Whitlock v. Stewart Title Guaranty Co.

Justice PLEICONES.

I respectfully dissent and would adopt the majority rule which values actual loss under an owner’s title insurance policy as of the date of discovery of the title defect. I find *617persuasive the rationale for this choice as explained by the California Supreme Court:

It seems quite apparent to us that liability should be measured by diminution in the value of the property caused by the defect in title as of the date of the discovery of the defect, measured by the use to which the property is then being devoted. When a purchaser buys property and buys title insurance, he is buying protection against defects in title to the property. He is trying to protect himself then and for the future against loss if the title is defective. The policy necessarily looks to the future. It speaks of the future. The present policy is against loss the insured “shall sustain” by reason of a defect in title. The insured, when he purchases the policy, does not then know that the title is defective. But later, after he has improved the property, he discovers the defect. Obviously, up to the face amount of the policy, he should be reimbursed for the loss he suffered in reliance on the policy, and that includes the diminution in value of the property as it then exists, in this case with improvements. Any other rule would not give the insured the protection for which he bargained and for which he paid. There may be some conflict in the authorities on this subject but the weight of authority and the better reasoned cases support the views above expressed.
Overholtzer v. Northern Counties Title Ins. Co., 116 Cal.App.2d 113, 253 P.2d 116, 125 (1953).

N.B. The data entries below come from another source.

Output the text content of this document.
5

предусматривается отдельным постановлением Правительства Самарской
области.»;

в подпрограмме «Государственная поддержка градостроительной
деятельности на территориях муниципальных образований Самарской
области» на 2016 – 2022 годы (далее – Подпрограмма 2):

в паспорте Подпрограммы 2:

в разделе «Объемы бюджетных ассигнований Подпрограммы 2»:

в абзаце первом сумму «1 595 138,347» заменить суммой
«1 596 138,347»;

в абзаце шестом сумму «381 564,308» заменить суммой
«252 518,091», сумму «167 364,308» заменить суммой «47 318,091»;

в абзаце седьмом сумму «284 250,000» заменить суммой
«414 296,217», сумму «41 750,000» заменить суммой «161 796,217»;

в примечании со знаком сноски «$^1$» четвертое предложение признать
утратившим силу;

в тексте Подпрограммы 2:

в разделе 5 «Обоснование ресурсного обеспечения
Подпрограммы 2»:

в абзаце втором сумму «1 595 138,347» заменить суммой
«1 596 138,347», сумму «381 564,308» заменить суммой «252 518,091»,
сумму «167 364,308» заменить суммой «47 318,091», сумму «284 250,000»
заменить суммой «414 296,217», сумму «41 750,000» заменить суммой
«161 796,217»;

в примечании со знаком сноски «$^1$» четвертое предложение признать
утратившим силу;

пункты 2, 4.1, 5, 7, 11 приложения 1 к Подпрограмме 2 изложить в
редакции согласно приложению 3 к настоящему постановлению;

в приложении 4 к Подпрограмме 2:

Further, I do not agree with the majority that the contract’s failure to specify when the actual loss occurs renders it ambiguous. In making this finding, the majority relies upon the Stanley opinion’s statement that “the terms of individual [title] insurance agreements can control the method of valuation.” Stanley v. Atl. Title Ins. Co., 377 S.C. 405, 411, 661 S.E.2d 62, 65 (2008). Stanley is concerned with the methodology for measuring the damages caused by a title defect which affects only part of the property, not with the timing of that valuation. Moreover, if we were to read Stanley as deciding the issue of timing asked in this case, then we should hold that the date of purchase is the only proper date for valuing the insured’s loss.3

*618In my opinion, an insured suffers no actual loss until the defect is discovered: Until that juncture, the insured’s loss is unrealized. Since only a loss that is actualized is insured, I would find that the date of discovery of the title defect is the proper date upon which to measure the diminution in the property’s value. Overholtzer, supra; see also Hartman v. Shambaugh, 96 N.M. 859, 630 P.2d 758 (1981); Swanson v. Safeco Title Ins. Co., 186 Ariz. 637, 925 P.2d 1354 (Ariz.Ct.App.1995); Sullivan v. Transamerica Title Ins. Co., 35 Colo.App. 312, 532 P.2d 356 (Colo.App.1975).

. E.g. "The Master’s order clearly ties the valuation of Stanley’s land to Stanley’s testimony at trial that his land was worth $100,000 at the time *618of purchase ... because the Master did not base his "time of purchase” valuation of Stanley’s land on the amount of the prior condemnation settlement ... we hold that the Master's conclusion that Stanley's land was worth $100,000 at the time of purchase is reasonably supported by the evidence in the record.” Stanley, 377 S.C. at 410, 411, 661 S.E.2d at 65.